With summer comes warm weather, outdoor activities - and unfortunately for many families and their pets - exposure to ticks. Ticks are not only a nuisance and capable of feeding on your pet's blood but they can also transmit deadly diseases such as Lyme, ehrlichia and anaplasmosis.
Different ticks have different hosts for their various life stages but the bottom line is that most nymphal and adult stages will happily feast on your dog, your cat or you. While a few ticks are drought tolerant, they tend to thrive in areas with higher humidity and more precipitation. Ticks can winter over and attach to pets even in winter but they tend to be most common in the spring and fall.
You can minimize tick populations around your house by frequent mowing (so there is no tall grass for nesting mice or voles), removing leaf litter from near the house and yard and keeping brush piles away from the house and yard. Those areas make good rabbit habitat and rabbits can carry ticks too. Don't attract deer by feeding them or putting out salt blocks. Avoid planting shrubs close by your house or areas where pets and children play. The CDC (Center for Disease Control) offers some additional tips.
One of the greatest problems with ticks is that they do carry dangerous diseases. You can check prevalence maps here for what disease have been found in your area in pet dog populations. The reality is your pets may pick up ticks if they go outside. For that reason, you need to consider medications to repel and/or kill ticks when they attach to your pet.

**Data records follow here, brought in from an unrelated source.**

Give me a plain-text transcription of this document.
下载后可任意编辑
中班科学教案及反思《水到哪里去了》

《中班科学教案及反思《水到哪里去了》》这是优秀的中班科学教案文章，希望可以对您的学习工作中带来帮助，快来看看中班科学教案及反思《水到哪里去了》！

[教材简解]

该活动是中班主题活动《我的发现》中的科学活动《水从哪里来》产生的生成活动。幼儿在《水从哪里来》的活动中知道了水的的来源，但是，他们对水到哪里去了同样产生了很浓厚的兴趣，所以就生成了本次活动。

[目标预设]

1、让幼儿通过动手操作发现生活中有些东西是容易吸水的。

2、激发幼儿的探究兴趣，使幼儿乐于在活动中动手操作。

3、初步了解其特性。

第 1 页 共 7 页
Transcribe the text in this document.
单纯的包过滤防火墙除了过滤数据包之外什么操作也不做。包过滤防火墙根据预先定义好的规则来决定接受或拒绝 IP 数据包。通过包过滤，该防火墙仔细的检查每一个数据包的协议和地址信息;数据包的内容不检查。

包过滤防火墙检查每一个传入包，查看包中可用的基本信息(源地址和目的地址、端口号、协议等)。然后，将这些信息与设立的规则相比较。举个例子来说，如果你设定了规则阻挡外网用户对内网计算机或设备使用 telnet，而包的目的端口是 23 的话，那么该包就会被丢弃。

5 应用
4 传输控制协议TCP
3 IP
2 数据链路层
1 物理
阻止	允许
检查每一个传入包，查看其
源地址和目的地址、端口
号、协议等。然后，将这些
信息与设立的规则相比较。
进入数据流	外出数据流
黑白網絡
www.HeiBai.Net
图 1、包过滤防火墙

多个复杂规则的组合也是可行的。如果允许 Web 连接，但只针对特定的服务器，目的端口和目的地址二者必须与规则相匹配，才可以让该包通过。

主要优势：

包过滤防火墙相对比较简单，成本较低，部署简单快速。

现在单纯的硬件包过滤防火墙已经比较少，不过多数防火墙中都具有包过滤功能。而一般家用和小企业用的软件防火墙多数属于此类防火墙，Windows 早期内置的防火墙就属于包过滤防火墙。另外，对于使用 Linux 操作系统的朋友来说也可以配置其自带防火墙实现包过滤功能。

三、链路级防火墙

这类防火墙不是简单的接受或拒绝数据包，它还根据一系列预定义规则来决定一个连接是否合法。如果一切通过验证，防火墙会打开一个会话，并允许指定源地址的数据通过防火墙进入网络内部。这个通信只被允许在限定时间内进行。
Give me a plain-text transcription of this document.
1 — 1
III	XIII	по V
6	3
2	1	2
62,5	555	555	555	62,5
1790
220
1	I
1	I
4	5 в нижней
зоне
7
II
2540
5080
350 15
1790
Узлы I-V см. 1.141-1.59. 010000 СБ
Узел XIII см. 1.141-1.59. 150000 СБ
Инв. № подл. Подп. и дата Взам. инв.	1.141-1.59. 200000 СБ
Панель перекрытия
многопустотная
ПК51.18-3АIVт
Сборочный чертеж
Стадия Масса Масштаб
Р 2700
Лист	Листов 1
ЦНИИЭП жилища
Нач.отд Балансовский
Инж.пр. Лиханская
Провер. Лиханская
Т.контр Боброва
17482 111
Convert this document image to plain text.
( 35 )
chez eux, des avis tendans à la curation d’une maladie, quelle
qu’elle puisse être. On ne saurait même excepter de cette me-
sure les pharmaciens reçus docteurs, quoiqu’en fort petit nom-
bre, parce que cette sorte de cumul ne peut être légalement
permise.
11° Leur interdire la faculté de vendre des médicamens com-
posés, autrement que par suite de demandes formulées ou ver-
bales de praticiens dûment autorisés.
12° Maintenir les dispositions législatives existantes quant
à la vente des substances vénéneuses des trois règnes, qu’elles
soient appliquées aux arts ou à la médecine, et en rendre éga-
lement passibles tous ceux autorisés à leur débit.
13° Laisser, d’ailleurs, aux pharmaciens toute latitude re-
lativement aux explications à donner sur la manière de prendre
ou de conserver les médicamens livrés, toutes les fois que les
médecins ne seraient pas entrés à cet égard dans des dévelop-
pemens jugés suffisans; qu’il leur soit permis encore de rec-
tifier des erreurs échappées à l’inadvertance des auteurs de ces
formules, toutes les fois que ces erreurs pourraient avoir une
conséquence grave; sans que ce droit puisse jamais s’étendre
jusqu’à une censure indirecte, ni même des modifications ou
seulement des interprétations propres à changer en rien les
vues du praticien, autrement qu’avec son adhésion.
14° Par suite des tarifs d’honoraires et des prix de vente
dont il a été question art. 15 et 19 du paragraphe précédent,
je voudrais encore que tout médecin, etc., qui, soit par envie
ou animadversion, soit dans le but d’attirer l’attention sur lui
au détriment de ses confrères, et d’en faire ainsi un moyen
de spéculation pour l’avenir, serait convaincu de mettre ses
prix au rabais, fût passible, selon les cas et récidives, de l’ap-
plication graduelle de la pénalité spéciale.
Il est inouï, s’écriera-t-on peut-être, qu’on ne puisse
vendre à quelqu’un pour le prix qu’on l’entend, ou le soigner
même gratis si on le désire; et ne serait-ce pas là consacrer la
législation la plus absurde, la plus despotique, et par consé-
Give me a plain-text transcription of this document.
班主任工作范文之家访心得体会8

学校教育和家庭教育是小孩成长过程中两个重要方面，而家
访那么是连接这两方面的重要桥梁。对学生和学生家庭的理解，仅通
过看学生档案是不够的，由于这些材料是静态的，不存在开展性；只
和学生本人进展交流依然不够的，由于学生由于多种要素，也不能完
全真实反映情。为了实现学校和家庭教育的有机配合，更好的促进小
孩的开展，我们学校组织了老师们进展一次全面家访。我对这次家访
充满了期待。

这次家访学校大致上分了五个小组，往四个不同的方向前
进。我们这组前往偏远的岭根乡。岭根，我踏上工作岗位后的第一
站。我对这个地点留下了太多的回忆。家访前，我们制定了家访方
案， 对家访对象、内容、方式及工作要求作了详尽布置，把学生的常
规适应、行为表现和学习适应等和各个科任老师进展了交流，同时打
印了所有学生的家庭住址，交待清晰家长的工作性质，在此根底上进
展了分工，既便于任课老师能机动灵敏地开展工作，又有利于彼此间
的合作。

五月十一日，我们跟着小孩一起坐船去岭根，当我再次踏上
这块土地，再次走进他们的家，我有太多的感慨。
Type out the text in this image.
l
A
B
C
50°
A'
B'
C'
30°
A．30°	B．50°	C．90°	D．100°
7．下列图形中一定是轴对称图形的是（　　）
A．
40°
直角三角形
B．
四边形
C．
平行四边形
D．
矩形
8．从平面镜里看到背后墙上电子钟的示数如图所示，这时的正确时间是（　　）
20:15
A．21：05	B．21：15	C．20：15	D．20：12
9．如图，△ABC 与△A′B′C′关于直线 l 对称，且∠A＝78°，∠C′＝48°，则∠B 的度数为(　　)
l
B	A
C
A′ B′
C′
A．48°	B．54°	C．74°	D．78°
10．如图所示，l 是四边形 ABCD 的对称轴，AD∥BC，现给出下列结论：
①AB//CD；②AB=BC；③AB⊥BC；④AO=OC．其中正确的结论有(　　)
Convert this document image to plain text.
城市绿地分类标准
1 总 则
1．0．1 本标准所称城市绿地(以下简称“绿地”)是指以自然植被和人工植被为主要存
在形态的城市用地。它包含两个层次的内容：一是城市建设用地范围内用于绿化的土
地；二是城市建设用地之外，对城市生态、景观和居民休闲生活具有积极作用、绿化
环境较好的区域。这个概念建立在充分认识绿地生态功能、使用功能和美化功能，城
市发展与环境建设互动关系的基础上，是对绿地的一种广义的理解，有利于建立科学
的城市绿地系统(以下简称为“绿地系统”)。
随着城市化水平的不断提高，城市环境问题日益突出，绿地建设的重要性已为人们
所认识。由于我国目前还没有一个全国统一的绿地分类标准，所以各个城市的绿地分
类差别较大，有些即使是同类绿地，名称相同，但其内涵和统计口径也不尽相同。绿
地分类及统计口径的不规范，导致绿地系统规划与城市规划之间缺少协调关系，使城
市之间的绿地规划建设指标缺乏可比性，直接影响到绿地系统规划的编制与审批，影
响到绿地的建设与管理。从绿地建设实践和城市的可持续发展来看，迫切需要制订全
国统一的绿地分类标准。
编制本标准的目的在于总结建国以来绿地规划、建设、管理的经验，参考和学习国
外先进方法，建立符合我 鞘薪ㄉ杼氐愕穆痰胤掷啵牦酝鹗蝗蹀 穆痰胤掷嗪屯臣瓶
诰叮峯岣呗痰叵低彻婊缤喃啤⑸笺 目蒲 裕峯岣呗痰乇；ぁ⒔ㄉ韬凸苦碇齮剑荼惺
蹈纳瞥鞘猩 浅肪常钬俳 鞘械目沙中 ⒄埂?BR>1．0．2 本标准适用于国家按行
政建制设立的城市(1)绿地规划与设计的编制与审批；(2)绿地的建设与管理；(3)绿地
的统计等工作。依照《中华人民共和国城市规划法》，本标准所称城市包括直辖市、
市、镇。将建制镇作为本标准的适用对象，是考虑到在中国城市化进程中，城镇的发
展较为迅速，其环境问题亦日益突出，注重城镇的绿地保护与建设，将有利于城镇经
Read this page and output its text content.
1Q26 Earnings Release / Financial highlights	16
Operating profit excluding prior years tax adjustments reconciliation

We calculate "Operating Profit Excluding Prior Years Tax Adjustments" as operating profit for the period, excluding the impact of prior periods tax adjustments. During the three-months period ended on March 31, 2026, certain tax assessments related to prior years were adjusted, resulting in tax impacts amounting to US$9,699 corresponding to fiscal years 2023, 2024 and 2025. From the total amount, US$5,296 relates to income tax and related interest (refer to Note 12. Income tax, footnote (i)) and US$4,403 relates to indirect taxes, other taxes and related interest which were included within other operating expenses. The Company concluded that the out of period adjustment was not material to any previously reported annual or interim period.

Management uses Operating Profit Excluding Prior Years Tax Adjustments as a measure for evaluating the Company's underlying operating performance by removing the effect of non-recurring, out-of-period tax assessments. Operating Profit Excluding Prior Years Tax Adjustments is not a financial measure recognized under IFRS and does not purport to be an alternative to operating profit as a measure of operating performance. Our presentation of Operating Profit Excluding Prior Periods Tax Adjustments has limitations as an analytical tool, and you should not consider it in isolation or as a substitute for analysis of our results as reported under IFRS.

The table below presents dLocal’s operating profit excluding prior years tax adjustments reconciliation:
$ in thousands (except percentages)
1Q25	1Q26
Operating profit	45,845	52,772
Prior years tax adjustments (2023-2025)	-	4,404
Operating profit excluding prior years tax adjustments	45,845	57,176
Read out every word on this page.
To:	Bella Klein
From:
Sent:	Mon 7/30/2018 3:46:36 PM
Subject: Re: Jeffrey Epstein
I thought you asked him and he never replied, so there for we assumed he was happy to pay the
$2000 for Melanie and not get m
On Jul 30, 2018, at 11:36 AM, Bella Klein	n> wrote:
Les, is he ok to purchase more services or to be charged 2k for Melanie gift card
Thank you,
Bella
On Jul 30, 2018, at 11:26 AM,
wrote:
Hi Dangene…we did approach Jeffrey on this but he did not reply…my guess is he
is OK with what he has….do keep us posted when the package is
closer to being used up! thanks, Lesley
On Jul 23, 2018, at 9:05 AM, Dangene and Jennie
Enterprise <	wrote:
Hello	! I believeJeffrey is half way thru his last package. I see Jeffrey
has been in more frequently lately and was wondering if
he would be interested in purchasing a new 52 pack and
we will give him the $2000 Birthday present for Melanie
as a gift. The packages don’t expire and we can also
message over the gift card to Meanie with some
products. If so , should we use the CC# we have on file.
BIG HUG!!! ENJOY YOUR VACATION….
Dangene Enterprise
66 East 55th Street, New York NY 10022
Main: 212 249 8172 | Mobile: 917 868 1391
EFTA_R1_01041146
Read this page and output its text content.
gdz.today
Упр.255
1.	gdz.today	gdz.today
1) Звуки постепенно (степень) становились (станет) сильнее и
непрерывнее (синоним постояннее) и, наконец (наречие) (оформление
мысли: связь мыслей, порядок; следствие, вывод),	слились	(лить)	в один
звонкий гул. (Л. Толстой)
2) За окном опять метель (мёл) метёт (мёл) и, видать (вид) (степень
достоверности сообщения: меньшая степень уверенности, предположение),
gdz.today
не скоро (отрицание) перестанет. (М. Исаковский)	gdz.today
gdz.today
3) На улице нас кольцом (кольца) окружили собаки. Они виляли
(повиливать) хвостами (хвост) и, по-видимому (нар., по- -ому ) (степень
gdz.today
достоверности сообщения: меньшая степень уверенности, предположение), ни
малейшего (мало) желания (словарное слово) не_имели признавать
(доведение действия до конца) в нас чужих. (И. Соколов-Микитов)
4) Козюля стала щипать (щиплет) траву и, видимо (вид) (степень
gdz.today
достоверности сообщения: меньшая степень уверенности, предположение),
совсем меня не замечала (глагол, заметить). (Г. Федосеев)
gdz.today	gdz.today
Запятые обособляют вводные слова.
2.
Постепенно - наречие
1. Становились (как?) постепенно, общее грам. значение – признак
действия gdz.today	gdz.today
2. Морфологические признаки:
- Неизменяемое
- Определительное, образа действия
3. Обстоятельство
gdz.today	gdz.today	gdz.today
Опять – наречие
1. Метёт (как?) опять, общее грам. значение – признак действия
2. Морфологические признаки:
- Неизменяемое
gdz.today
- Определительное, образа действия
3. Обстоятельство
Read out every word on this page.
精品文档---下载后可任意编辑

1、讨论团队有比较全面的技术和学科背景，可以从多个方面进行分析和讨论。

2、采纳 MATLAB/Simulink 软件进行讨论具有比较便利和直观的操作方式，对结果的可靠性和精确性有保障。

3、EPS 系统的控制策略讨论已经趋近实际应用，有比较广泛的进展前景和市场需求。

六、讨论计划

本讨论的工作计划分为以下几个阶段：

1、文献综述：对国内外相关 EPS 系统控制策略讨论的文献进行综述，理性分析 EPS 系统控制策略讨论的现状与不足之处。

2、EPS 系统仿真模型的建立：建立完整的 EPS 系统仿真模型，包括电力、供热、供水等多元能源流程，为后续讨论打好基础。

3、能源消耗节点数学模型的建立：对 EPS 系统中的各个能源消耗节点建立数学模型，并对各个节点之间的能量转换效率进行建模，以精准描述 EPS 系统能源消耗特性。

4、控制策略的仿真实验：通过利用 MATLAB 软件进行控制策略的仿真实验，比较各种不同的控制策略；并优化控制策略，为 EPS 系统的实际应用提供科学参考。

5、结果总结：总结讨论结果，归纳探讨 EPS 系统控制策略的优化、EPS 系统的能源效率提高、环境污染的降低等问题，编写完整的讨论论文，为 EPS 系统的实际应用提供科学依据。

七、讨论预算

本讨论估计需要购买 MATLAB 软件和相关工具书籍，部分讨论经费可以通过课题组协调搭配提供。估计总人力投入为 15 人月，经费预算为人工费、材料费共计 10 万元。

There are many different medications available to kill or repel ticks. These medications may come as treated collars, topicals to apply monthly or oral medications. You can find sprays, powders, shampoos and dips that will all help in the fight against ticks. None of them are totally foolproof however, so you still need to check your pets frequently for any ticks.
It is an excellent idea to run a flea comb or lint roller over your pet when he comes inside. Both of those may pick up any ticks that your dog or cat has just acquired. If a tick has attached, the "tick key" has proven to be an excellent tool for removal.